My lapse happened on Monday night (Day 8). I was hosting a dinner for two friends who were in town from Washington. As the night progressed, everyone was having such a great time no one wanted it to end. Including me. At about 11:30, I started feeling guilty. I knew that I had to be up the next morning at 6:30, so I had already overshot my appointed sleep time by an hour. Now, unless I immediately fell asleep in my chair, I was looking at not even getting seven hours of sleep -- let alone the eight hours that is my goal.
My compatriot Zorba the Greek suddenly popped into my head, reminding me that life is about living each moment fully. You can't let anything, Zorba whispered in my ear, even something as positive as the sleep challenge, get in the way of fully embracing the moment.
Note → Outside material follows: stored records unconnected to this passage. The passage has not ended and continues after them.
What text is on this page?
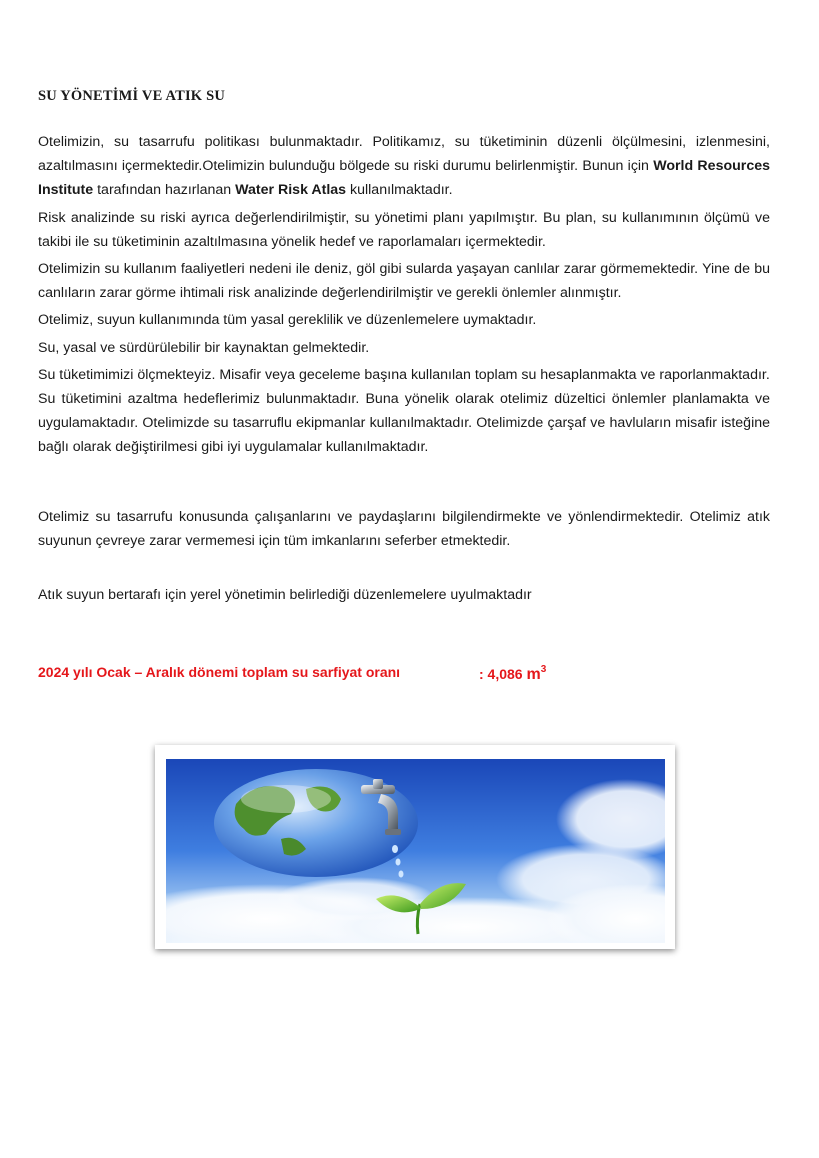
SU YÖNETİMİ VE ATIK SU

Otelimizin, su tasarrufu politikası bulunmaktadır. Politikamız, su tüketiminin düzenli ölçülmesini, izlenmesini, azaltılmasını içermektedir.Otelimizin bulunduğu bölgede su riski durumu belirlenmiştir. Bunun için World Resources Institute tarafından hazırlanan Water Risk Atlas kullanılmaktadır.

Risk analizinde su riski ayrıca değerlendirilmiştir, su yönetimi planı yapılmıştır. Bu plan, su kullanımının ölçümü ve takibi ile su tüketiminin azaltılmasına yönelik hedef ve raporlamaları içermektedir.

Otelimizin su kullanım faaliyetleri nedeni ile deniz, göl gibi sularda yaşayan canlılar zarar görmemektedir. Yine de bu canlıların zarar görme ihtimali risk analizinde değerlendirilmiştir ve gerekli önlemler alınmıştır.

Otelimiz, suyun kullanımında tüm yasal gereklilik ve düzenlemelere uymaktadır.

Su, yasal ve sürdürülebilir bir kaynaktan gelmektedir.

Su tüketimimizi ölçmekteyiz. Misafir veya geceleme başına kullanılan toplam su hesaplanmakta ve raporlanmaktadır.

Su tüketimini azaltma hedeflerimiz bulunmaktadır. Buna yönelik olarak otelimiz düzeltici önlemler planlamakta ve uygulamaktadır. Otelimizde su tasarruflu ekipmanlar kullanılmaktadır. Otelimizde çarşaf ve havluların misafir isteğine bağlı olarak değiştirilmesi gibi iyi uygulamalar kullanılmaktadır.

Otelimiz su tasarrufu konusunda çalışanlarını ve paydaşlarını bilgilendirmekte ve yönlendirmektedir. Otelimiz atık suyunun çevreye zarar vermemesi için tüm imkanlarını seferber etmektedir.

Atık suyun bertarafı için yerel yönetimin belirlediği düzenlemelere uyulmaktadır

2024 yılı Ocak – Aralık dönemi toplam su sarfiyat oranı	: 4,086 $m^3$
So I surrendered to my inner Zorba (opa!), and ended up going to bed at 2. When my alarm went off at 6:30 the next morning, I knew that I was going to pay a stiff price. But it didn't become clear just how stiff until 3 that afternoon when I really began to drag. I soon found myself yawning at the most inappropriate time: while helping my daughter with a school project.
"If you find this so boring, you don't have to help me," she chided. Another wave of guilt washed over me. I thought of my mother, who used to say of being a mom: "When they take the baby out, they put the guilt in."
As the afternoon dragged on, I remembered that I had another dinner to go to that night, this one thrown by a friend. I quickly looked at my schedule to see if I had time to grab an emergency nap -- or a 15-minute meditation. Alas, the rest of the day was filled with meetings and conference calls.
Luckily my second wind -- or was it the third? -- kicked in, and I made it through dinner. I even fought off the urge to avail myself of the quick energy jolt of a sugary dessert -- I'd already maxed out my guilt meter for the day.
I made it home in time to crawl into bed and meet my eight-hour sleep goal -- and had a fabulous, creative, and joy-filled next day as a result. I could really feel the difference between not getting enough sleep and getting the right amount.
So here is my existential question for you, dear readers: What's your call? Do you cut short a fun night to avoid paying the groggy-headed price the next day or do you embrace the moment, pay the price willingly, and accept that perfection is a goal not only unattainable, but sometimes not worth struggling to attain?